For the components that I have been working on, I have a few verification tests to make sure that the HPE to spoter pipeline works as intended. The first test is simply validation accuracy on the classification model, which I have already been running, to make sure that the overall accuracy we get for the validation set is high enough, as this would signify that our model is well enough generalized to be able to translate words to a usable accuracy. I would also be latency testing the inference time of the classification model to make sure that our inference time is within the necessary unit latency we set out in our design requirements. As for when the HPE and classification model are integrated, I plan to run another accuracy test on unseen data, whether that be from a video dataset or a created dataset of our own, to test generalized accuracy.

As of right now, I am mostly on schedule.
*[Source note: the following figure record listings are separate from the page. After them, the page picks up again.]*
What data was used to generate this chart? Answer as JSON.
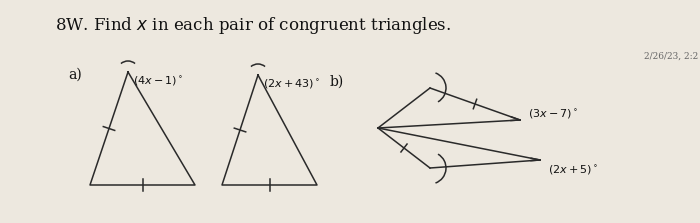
{
  "title": "8W. Find $x$ in each pair of congruent triangles.",
  "title_fontsize": 12,
  "bg_color": "#ede8df",
  "label_a": "a)",
  "label_b": "b)",
  "timestamp": "2/26/23, 2:2",
  "tri1_label": "$(4x - 1)^\\circ$",
  "tri2_label": "$(2x + 43)^\\circ$",
  "tri3_label": "$(3x - 7)^\\circ$",
  "tri4_label": "$(2x + 5)^\\circ$"
}
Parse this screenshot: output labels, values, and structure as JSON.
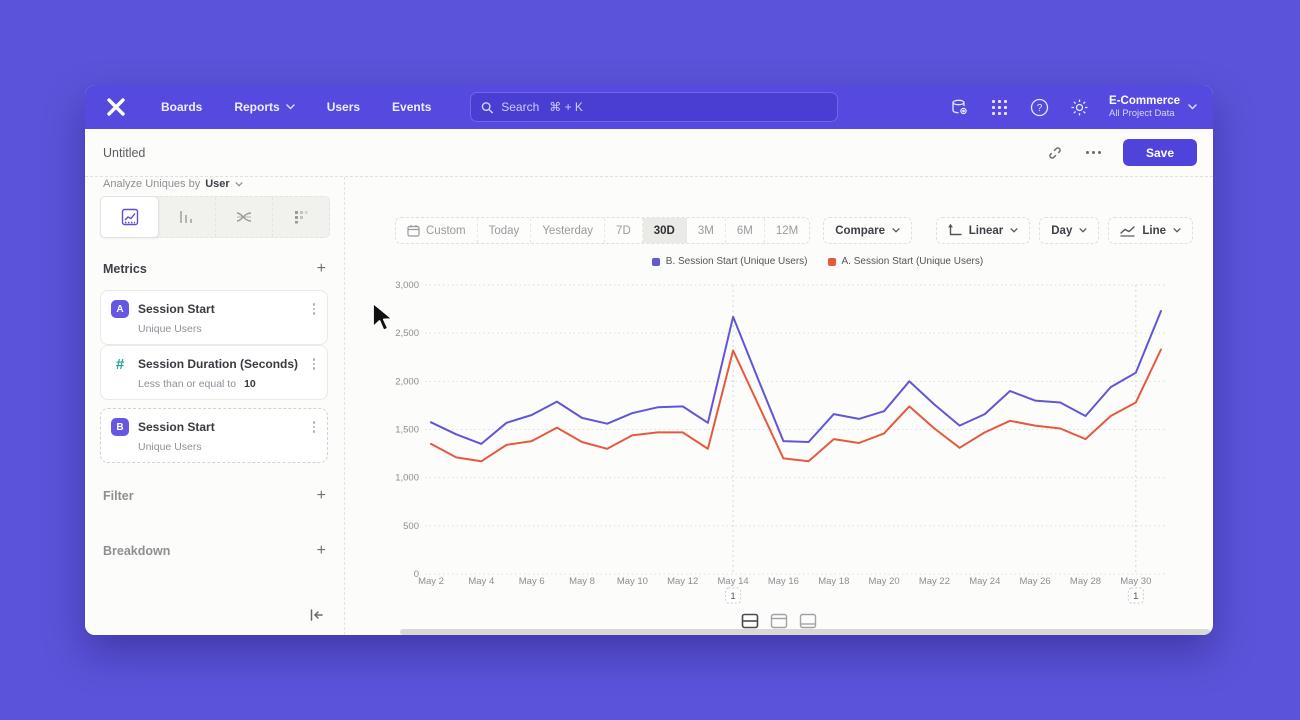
{
  "colors": {
    "background": "#5b53da",
    "navbar": "#5649e0",
    "accent": "#4f43dc",
    "series_b_purple": "#6156d6",
    "series_a_red": "#e45a40"
  },
  "nav": {
    "items": [
      "Boards",
      "Reports",
      "Users",
      "Events"
    ],
    "search_placeholder": "Search   ⌘ + K",
    "project_name": "E-Commerce",
    "project_subtitle": "All Project Data",
    "icons": [
      "data-definitions-icon",
      "apps-grid-icon",
      "help-icon",
      "settings-icon"
    ]
  },
  "titlebar": {
    "title": "Untitled",
    "save": "Save"
  },
  "sidebar": {
    "analyze_prefix": "Analyze Uniques by",
    "analyze_value": "User",
    "metrics_header": "Metrics",
    "add_symbol": "+",
    "cards": [
      {
        "badge": "A",
        "title": "Session Start",
        "subtitle": "Unique Users"
      },
      {
        "badge": "#",
        "title": "Session Duration (Seconds)",
        "subtitle_prefix": "Less than or equal to",
        "subtitle_value": "10"
      },
      {
        "badge": "B",
        "title": "Session Start",
        "subtitle": "Unique Users"
      }
    ],
    "filter_label": "Filter",
    "breakdown_label": "Breakdown"
  },
  "controls": {
    "date_ranges": [
      "Custom",
      "Today",
      "Yesterday",
      "7D",
      "30D",
      "3M",
      "6M",
      "12M"
    ],
    "selected_range": "30D",
    "compare_label": "Compare",
    "scale_label": "Linear",
    "granularity_label": "Day",
    "chart_type_label": "Line"
  },
  "chart_data": {
    "type": "line",
    "title": "",
    "xlabel": "",
    "ylabel": "",
    "ylim": [
      0,
      3000
    ],
    "yticks": [
      0,
      500,
      1000,
      1500,
      2000,
      2500,
      3000
    ],
    "x_tick_every": 2,
    "grid": "horizontal-dotted",
    "legend_position": "top-center",
    "categories": [
      "May 2",
      "May 3",
      "May 4",
      "May 5",
      "May 6",
      "May 7",
      "May 8",
      "May 9",
      "May 10",
      "May 11",
      "May 12",
      "May 13",
      "May 14",
      "May 15",
      "May 16",
      "May 17",
      "May 18",
      "May 19",
      "May 20",
      "May 21",
      "May 22",
      "May 23",
      "May 24",
      "May 25",
      "May 26",
      "May 27",
      "May 28",
      "May 29",
      "May 30",
      "May 31"
    ],
    "series": [
      {
        "name": "B. Session Start (Unique Users)",
        "color": "#6156d6",
        "values": [
          1575,
          1450,
          1350,
          1570,
          1650,
          1790,
          1620,
          1560,
          1670,
          1730,
          1740,
          1570,
          2670,
          2020,
          1380,
          1370,
          1660,
          1610,
          1690,
          2000,
          1760,
          1540,
          1660,
          1900,
          1800,
          1780,
          1640,
          1940,
          2090,
          2730
        ]
      },
      {
        "name": "A. Session Start (Unique Users)",
        "color": "#e45a40",
        "values": [
          1350,
          1210,
          1170,
          1340,
          1380,
          1520,
          1370,
          1300,
          1440,
          1470,
          1470,
          1300,
          2320,
          1760,
          1200,
          1170,
          1400,
          1360,
          1460,
          1740,
          1510,
          1310,
          1470,
          1590,
          1540,
          1510,
          1400,
          1640,
          1780,
          2330
        ]
      }
    ],
    "annotations": [
      {
        "label": "1",
        "index": 12
      },
      {
        "label": "1",
        "index": 28
      }
    ]
  }
}
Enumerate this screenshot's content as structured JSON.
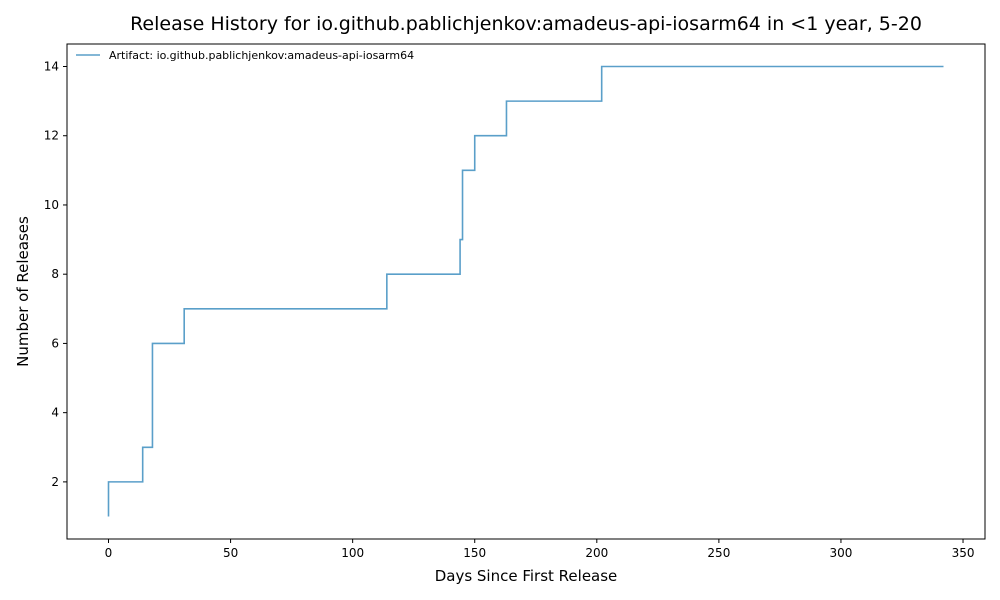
{
  "chart_data": {
    "type": "line",
    "step": "post",
    "title": "Release History for io.github.pablichjenkov:amadeus-api-iosarm64 in <1 year, 5-20",
    "xlabel": "Days Since First Release",
    "ylabel": "Number of Releases",
    "xlim": [
      -17,
      359
    ],
    "ylim": [
      0.35,
      14.65
    ],
    "xticks": [
      0,
      50,
      100,
      150,
      200,
      250,
      300,
      350
    ],
    "yticks": [
      2,
      4,
      6,
      8,
      10,
      12,
      14
    ],
    "grid": false,
    "legend_position": "top-left",
    "series": [
      {
        "name": "Artifact: io.github.pablichjenkov:amadeus-api-iosarm64",
        "color": "#5a9fc9",
        "x": [
          0,
          0,
          14,
          18,
          31,
          114,
          144,
          145,
          150,
          163,
          202,
          342
        ],
        "y": [
          1,
          2,
          3,
          6,
          7,
          8,
          9,
          11,
          12,
          13,
          14,
          14
        ]
      }
    ]
  }
}
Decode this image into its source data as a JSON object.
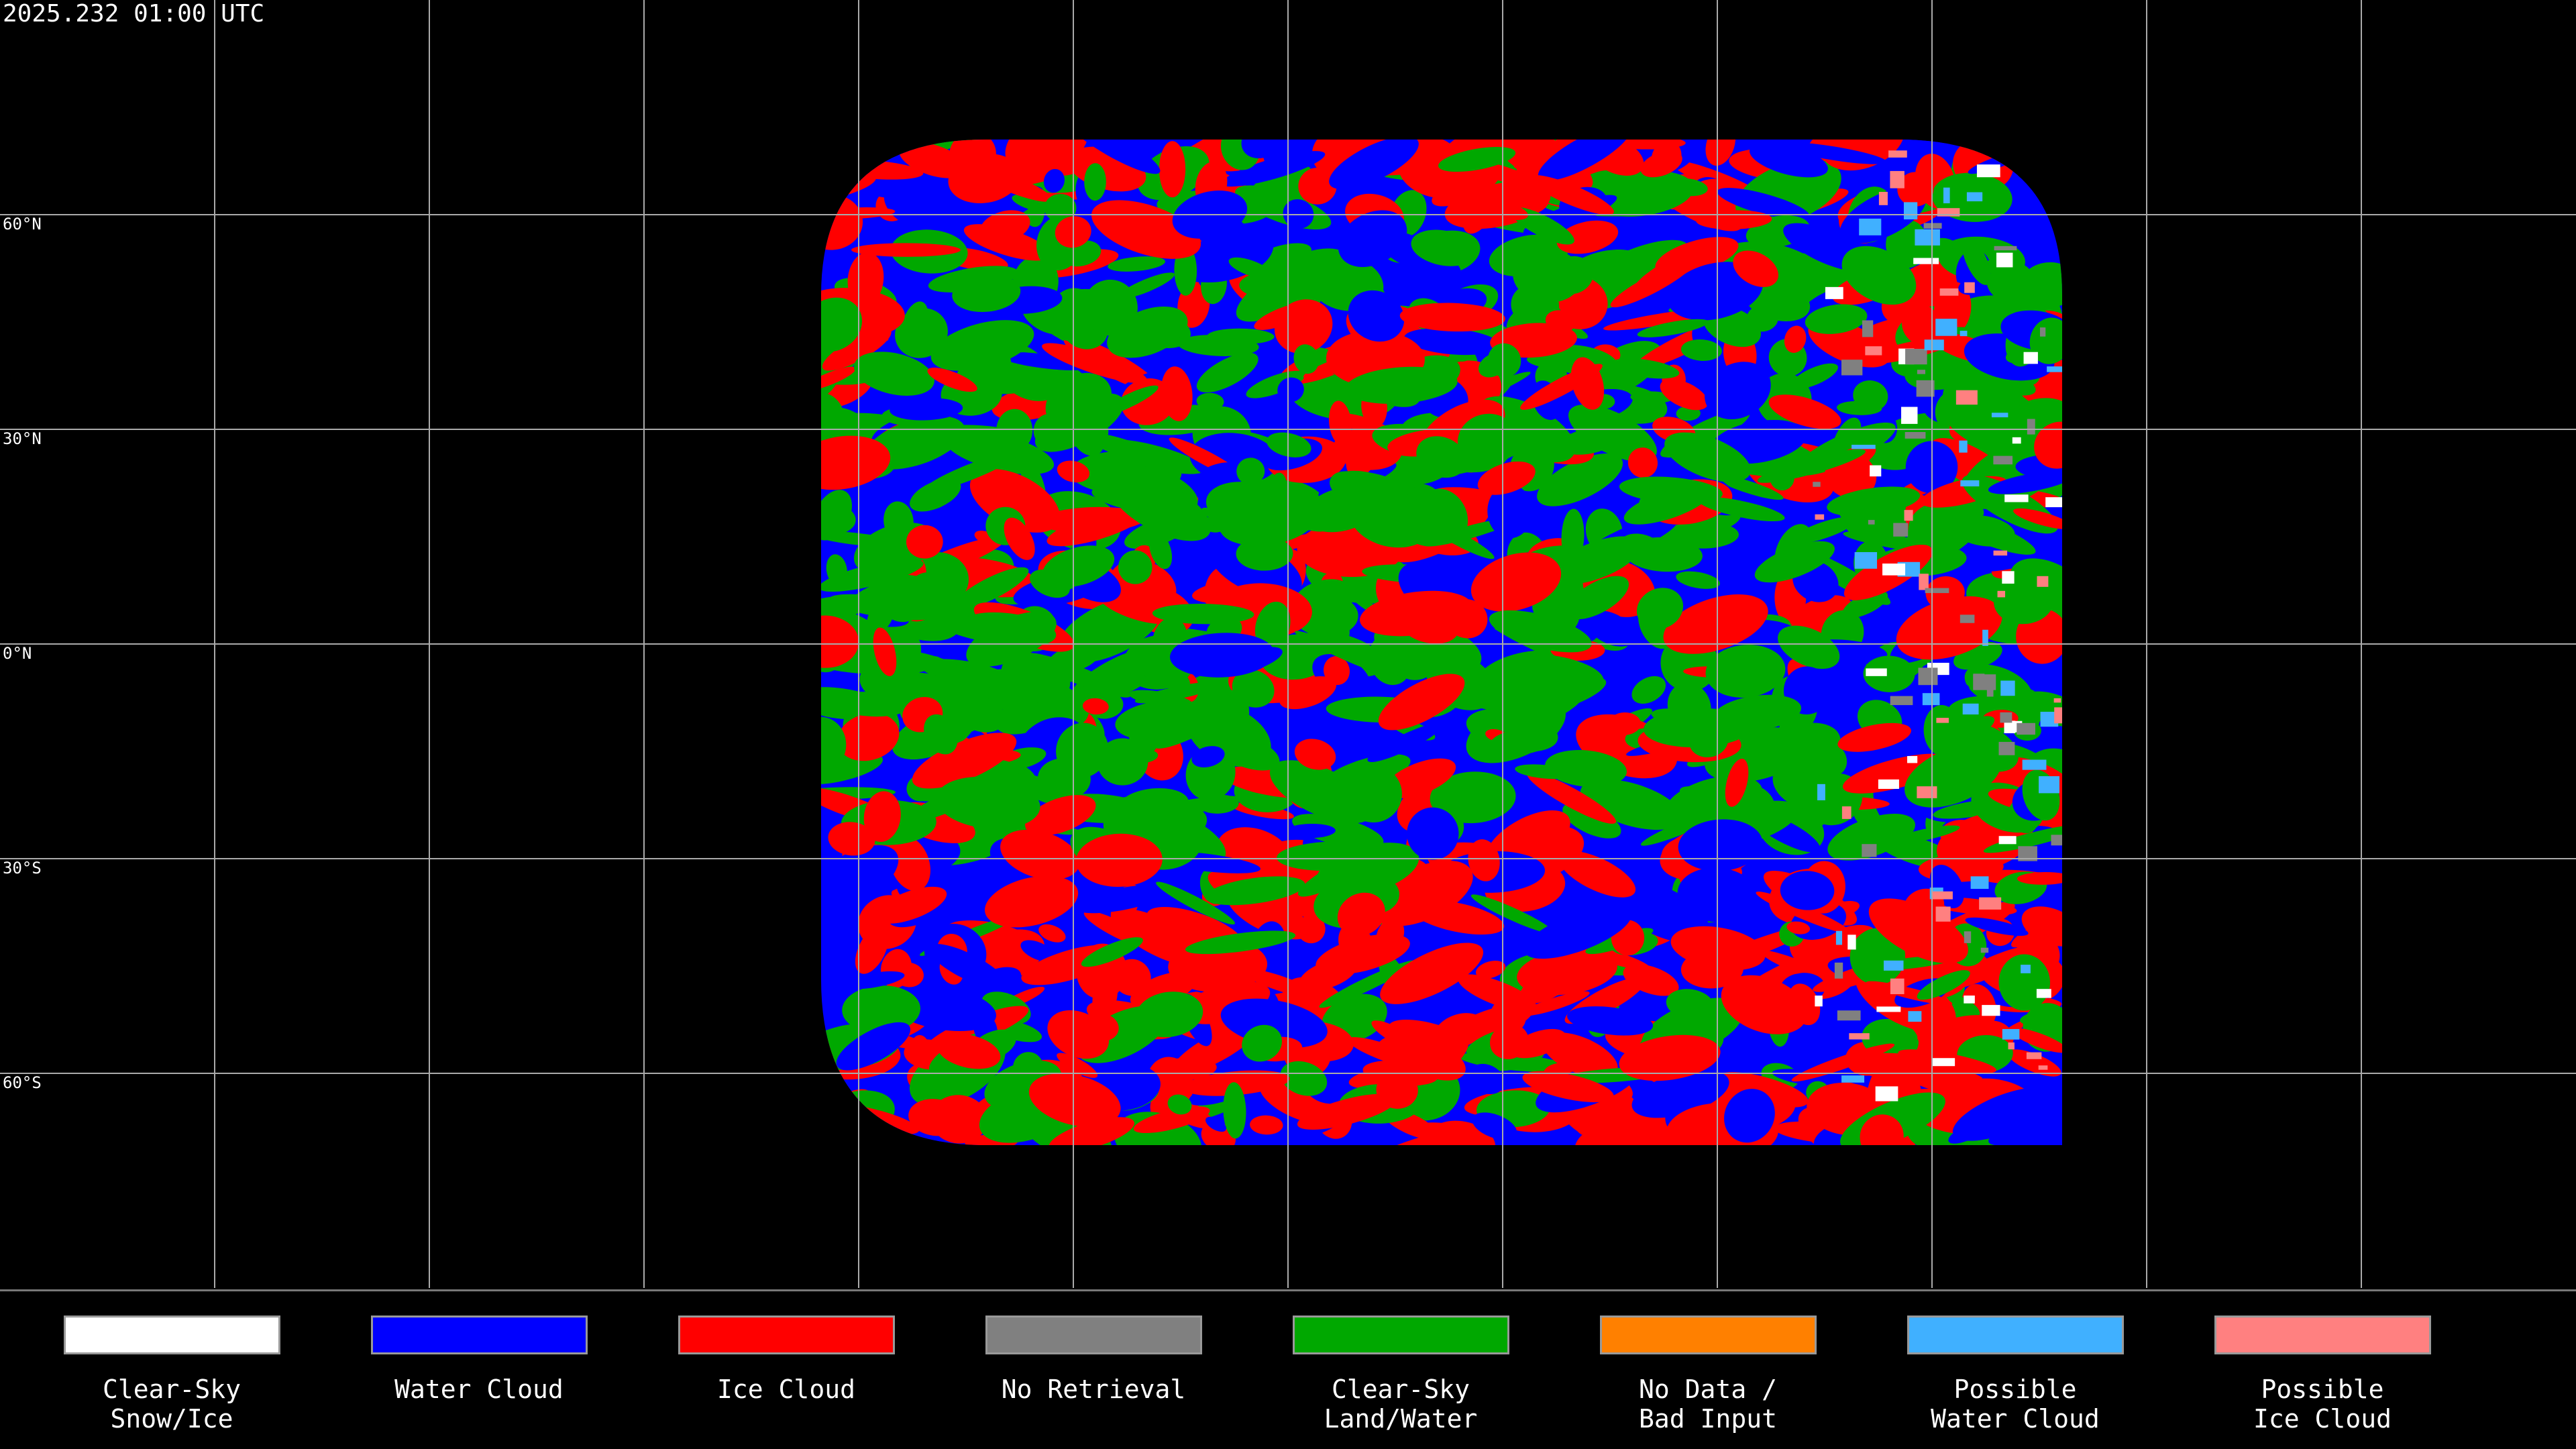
{
  "header": {
    "title": "2025.232 01:00 UTC"
  },
  "map": {
    "latitude_labels": [
      "60°N",
      "30°N",
      "0°N",
      "30°S",
      "60°S"
    ]
  },
  "legend": {
    "items": [
      {
        "label": "Clear-Sky\nSnow/Ice",
        "color": "#ffffff"
      },
      {
        "label": "Water Cloud",
        "color": "#0000ff"
      },
      {
        "label": "Ice Cloud",
        "color": "#ff0000"
      },
      {
        "label": "No Retrieval",
        "color": "#808080"
      },
      {
        "label": "Clear-Sky\nLand/Water",
        "color": "#00a800"
      },
      {
        "label": "No Data /\nBad Input",
        "color": "#ff8000"
      },
      {
        "label": "Possible\nWater Cloud",
        "color": "#40b0ff"
      },
      {
        "label": "Possible\nIce Cloud",
        "color": "#ff8080"
      }
    ]
  }
}
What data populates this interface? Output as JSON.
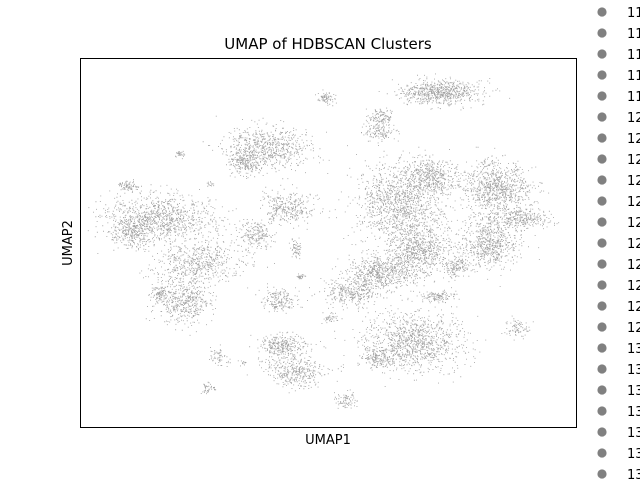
{
  "chart_data": {
    "type": "scatter",
    "title": "UMAP of HDBSCAN Clusters",
    "xlabel": "UMAP1",
    "ylabel": "UMAP2",
    "point_color": "#808080",
    "axis_ticks": false,
    "grid": false,
    "legend_placement": "outside-right",
    "legend_entries": [
      "11",
      "11",
      "11",
      "11",
      "11",
      "12",
      "12",
      "12",
      "12",
      "12",
      "12",
      "12",
      "12",
      "12",
      "12",
      "12",
      "13",
      "13",
      "13",
      "13",
      "13",
      "13",
      "13",
      "13"
    ]
  }
}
I anticipate that integration will be difficult, but that is also a task that I will not be working on alone since the entire team should be working on integration together. As such, I hope that working with the team on this will speed up the progress. Further debugging and optimization should be something that I run in the background and analyze the results later to determine whether we should further optimize our model.

Kavish’s Status Report for 4/6/24

This week was our interim demo and I finish two subsystems for the demo: HPE on the FPGA and live viewer application for displaying the results. I have already discussed the live viewer application over the last couple of status reports. For the demo, I implemented a holistic mediapipe model for human pose estimation (full upper body tracking) on the programmable software (meaning the Kria SOMs). This model takes in a live video stream from a usb camera and outputs the detected vector points in json format through UDP over the ethernet. This implementation is obviously unoptimized and not accelerated on the fabric yet. Over the next two weeks I plan on accelerating this model on the fabric using the vitis and vivado tools and integrate it with the jetson. I am not behind schedule but depending on the difficulties I might have to put in more hours behind the project. By next week, I hope to have significant progress on putting the model on the dpu with maybe a few kinks to solve.

Verifying Subsystem (HPE on FPGA): Once I finish the implementation, there are two main ways I will be verifying my subsystem. The first is measuring the latency, this should be pretty simple benchmarking where I will run prerecording video streams and live video streams and measuring end to end delay till the model output. This will help me understand where to improve the speed of this subsystem. For the second part, I will be testing the accuracy of the model using PCK (percentage of correct keypoints). This means I will run a pre-recording and labeled video stream through the subsystem and ensure that the predicted and true keypoints are within certain threshold distances (50% of the head bone link).

Team’s Status Report for 4/6/24

After our demo this week, the two main risks we face are being able to accelerate the HPE on the FPGA with a low enough latency and ensuring that our classification model has a high enough accuracy. Our contingency plan for HPE remains the same, if the FPGA accelerations does not make it fast enough, we will switch to accelerating it on the GPU on our Jetson nano. As for our classification model, our contingency is retraining it on an altered dataset with better parameter tuning. Our subsystems and main idea have not changed yet. No updated schedule is necessary, the one submitted on slack channel for interim demo (seen below) is correct.

Validation We need to check for two main things when doing end to end testing: latency and accuracy. For latency, we plan to run pre-recording videos through the entire system and benchmark the time of each subsystem’s output alongside end-to-end latency. This will help us ensure that each part is within the latency limits listed in our design report and the entire project’s latency is within our set goals. For accuracy, we plan on running live stream of us signing words, phrases, and sentences and recording the given output. We will then compare our intended sentence with the output to calculate a BLUE score to ensure it is greater than or equal to 40%.